Besides loss-of-function effects, protective alleles in the unaffected twin might work as has been shown in the suppression of NF-kB signalling and HLA-C expression by NLRP2 [22]. The detailed analysis of each individual mutation, and eventually the experimental proof of cause-consequence is a future development of this work. Another perspective is the study of distribution and frequencies of the non-HLA mutations, here characterized, in broader cohorts, particularly among patients belonging to mitochondrial haplogroup L3 (African/Middle Eastern ancestry) which are often underrepresented in genetic association studies [23].

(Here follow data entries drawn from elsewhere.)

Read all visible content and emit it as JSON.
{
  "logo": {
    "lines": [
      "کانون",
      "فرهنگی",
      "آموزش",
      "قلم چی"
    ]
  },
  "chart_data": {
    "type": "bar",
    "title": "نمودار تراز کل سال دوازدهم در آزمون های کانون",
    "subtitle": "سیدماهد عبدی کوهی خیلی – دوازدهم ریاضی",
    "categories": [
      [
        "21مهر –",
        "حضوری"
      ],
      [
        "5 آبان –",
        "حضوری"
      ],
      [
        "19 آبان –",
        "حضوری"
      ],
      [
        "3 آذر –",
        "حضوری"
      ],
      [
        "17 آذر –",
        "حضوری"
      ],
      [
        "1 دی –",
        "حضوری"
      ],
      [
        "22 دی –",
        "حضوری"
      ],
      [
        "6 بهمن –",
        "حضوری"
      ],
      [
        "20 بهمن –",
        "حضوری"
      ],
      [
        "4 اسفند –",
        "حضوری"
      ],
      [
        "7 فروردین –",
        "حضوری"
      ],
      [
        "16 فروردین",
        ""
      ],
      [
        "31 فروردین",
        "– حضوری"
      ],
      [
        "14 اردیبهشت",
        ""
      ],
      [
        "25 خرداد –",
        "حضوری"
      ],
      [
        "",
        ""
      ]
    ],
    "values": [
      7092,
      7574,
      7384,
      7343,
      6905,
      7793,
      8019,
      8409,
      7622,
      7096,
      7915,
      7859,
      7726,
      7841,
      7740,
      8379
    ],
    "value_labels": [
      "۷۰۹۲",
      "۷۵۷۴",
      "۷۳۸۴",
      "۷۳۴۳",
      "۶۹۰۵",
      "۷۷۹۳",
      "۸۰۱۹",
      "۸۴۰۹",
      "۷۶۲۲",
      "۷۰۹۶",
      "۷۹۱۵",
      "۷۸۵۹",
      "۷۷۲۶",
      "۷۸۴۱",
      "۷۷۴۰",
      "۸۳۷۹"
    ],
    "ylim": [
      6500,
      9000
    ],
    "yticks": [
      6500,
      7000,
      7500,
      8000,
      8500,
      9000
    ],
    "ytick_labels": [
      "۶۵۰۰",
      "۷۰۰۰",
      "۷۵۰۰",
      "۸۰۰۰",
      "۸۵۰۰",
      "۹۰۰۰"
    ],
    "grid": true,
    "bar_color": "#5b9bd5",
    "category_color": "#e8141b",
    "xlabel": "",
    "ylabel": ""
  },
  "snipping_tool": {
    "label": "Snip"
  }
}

The autoimmune mechanism is a combination of genetic predisposition and environmental triggers. It is often difficult to identify the factors responsible for the initiation of disease because most patients with autoimmune disease develop symptoms well after the abnormal immune reactions begin. A hypothesis for the genetic predisposition is that polymorphisms in various genes result in defective regulation or reduced threshold for lymphocyte activation. Cytokine and cytokine receptor genetic polymorphisms have been linked to many different autoimmune diseases. The unaffected twin has, for example, a stop-gain mutation in the MAP2K3 gene. The MAP2K3 protein is a dual specificity kinase, activated by cytokines and environmental stress in vivo. It catalyses the concomitant phosphorylation of a threonine and a tyrosine residue in the MAP kinase p38. MAPKs have been implicated as key regulators in the production of pro-inflammatory cytokines. A loss-of-function mutation may reduce inflammation and the damage of the cells responsible for hypocretin production which might explain in part the phenotype of the non-affected twin.